El noble castellano, informado de lo que ocurría, se vistió en un santiamén, bajó al patio y se apresuró a consolar al pobre huérfano diciéndole:
- Vete a dormir tranquilo. Puesto que ha sido mi caballo el que te ha dejado sin vaca, puedes llevártelo. Voy a dar órdenes para que mañana, tan pronto como te levantes, lo encuentres ensillado y embridado, con provisiones para el viaje. Buenas noches y buen viaje, hijo mío.
La alegría apenas dejó dormir al afortunado muchacho.
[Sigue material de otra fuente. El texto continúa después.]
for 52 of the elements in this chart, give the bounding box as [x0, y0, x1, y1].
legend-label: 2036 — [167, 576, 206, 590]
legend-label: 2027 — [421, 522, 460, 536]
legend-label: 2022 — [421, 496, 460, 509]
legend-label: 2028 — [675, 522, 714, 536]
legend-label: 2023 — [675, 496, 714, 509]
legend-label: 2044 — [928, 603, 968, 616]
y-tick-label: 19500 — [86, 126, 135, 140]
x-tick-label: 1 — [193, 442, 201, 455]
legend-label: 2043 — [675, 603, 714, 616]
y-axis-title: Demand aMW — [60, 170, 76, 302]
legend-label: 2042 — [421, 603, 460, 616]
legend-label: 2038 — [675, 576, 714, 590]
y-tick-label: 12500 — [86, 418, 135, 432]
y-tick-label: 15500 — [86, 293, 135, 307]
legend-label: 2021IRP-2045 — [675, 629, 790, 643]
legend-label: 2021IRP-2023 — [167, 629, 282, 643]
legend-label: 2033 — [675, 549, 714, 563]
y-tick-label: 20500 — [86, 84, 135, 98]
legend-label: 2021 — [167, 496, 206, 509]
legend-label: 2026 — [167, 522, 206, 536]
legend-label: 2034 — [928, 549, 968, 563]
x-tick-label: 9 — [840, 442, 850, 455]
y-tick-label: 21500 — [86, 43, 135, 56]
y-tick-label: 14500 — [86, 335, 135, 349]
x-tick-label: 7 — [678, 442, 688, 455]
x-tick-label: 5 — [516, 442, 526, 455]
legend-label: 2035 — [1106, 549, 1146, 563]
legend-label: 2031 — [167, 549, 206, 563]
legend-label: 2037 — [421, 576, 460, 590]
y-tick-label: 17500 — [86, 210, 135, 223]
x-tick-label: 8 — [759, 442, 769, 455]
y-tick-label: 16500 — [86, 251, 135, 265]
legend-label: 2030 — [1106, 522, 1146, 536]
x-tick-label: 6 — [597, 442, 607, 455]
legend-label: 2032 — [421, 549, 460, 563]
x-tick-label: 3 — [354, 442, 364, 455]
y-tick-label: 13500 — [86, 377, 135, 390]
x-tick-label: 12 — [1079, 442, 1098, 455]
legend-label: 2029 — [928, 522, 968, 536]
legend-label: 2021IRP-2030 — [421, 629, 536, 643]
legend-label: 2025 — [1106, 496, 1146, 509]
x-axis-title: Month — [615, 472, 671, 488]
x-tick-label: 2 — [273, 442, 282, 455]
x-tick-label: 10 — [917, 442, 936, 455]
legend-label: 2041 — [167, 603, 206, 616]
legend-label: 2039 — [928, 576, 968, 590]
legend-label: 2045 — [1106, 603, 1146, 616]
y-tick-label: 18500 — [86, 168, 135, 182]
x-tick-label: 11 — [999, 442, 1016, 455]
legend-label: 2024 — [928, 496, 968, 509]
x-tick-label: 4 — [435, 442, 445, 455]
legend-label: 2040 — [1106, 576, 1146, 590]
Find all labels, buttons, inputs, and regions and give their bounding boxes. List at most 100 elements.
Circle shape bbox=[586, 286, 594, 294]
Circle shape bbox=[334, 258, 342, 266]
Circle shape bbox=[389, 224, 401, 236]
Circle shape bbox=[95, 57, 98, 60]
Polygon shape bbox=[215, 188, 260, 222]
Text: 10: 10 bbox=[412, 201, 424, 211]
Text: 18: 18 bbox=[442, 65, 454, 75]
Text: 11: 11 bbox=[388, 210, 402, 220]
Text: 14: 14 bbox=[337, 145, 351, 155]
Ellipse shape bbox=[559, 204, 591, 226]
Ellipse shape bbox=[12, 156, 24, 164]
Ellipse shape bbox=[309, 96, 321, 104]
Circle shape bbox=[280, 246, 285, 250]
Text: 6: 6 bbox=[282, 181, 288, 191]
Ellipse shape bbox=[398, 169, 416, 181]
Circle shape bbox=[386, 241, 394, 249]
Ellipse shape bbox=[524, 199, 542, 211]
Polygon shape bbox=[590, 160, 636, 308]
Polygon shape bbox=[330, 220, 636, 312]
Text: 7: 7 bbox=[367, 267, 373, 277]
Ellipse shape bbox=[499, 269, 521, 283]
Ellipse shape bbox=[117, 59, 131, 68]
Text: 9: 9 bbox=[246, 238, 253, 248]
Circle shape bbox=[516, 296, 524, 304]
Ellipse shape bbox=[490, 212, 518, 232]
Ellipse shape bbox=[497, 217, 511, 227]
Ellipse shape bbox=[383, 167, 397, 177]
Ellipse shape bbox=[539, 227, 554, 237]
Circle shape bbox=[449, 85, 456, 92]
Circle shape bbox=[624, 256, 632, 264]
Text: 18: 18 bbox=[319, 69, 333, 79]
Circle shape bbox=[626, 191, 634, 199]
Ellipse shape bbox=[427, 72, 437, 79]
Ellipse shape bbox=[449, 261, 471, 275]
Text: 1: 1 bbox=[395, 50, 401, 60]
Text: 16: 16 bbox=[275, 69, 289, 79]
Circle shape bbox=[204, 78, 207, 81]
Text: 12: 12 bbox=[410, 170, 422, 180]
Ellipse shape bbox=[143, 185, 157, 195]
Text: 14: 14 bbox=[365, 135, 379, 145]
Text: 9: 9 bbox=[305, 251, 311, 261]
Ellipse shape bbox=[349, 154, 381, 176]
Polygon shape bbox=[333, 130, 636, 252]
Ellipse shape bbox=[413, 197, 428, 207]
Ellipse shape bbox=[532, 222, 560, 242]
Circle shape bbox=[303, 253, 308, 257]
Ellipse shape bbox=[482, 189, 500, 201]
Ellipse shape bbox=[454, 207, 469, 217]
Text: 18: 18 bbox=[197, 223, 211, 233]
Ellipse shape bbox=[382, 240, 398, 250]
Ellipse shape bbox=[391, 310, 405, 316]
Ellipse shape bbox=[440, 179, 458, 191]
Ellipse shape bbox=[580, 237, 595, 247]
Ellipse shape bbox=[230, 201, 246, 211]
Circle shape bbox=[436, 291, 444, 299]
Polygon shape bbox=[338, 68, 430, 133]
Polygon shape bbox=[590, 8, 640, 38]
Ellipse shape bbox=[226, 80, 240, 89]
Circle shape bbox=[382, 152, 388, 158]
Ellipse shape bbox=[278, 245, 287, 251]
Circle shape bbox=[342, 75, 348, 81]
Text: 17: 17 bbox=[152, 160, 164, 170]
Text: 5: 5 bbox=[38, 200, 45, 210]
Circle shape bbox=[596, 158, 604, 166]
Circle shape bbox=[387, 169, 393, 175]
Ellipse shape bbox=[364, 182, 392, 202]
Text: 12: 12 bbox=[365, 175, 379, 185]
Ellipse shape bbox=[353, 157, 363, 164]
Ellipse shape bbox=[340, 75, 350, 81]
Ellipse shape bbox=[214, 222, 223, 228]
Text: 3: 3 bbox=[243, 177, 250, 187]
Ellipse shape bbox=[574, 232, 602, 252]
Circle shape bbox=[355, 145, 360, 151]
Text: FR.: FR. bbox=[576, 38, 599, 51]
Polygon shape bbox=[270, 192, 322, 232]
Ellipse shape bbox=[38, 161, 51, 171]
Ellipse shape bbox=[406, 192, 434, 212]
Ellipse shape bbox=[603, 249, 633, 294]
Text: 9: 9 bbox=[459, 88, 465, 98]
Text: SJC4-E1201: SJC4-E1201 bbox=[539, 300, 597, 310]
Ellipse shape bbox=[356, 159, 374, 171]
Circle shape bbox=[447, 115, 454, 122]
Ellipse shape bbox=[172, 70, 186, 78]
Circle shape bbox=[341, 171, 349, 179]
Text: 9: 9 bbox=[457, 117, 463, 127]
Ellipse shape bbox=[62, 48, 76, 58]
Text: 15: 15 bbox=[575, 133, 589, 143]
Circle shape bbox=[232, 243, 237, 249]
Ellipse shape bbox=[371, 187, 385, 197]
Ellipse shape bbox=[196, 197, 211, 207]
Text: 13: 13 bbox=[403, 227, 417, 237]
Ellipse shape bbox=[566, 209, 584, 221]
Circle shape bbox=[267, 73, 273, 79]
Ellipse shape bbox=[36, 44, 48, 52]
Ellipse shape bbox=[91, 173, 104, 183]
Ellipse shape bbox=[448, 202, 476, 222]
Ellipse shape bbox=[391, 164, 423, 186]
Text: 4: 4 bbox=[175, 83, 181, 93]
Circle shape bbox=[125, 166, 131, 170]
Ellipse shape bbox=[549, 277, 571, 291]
Muy de madrugada se vistió, bajó apresuradamente al patio y vio al hermoso corcel ensillado y enjaezado, con dos sacos llenos de provisiones colgados en el arzón y una bolsa de ducados sobre la silla, acompañada de una carta del castellano en la que le daba su bendición y excelentes consejos.
Montó de un salto sobre el lomo del noble bruto, agitó una mano en señal de despedida a los criados que sujetaban el caballo, y emprendió el galope sin saber exactamente adónde iba.
Por las canciones de los juglares sabemos que tomó parte en heroicas hazañas, ascendiendo con su caballo a las Montañas de Cristal y libertando a una princesa que gemía cautiva bajo las garras de un terrible monstruo.
Más tarde se casó con la princesa y, a la muerte del padre de esta última, fue nombrado rey, viviendo felizmente hasta el fin de sus días, amado y respetado por sus súbditos.
Y todo esto por haber saludado amablemente a un pobre anciano, que no era otro que Dios Nuestro Señor, y que, por la inocencia de su alma y la bondad de su corazón, derramó sobre el héroe de nuestro cuento su divina gracia, concediéndole las mercedes que habéis escuchado.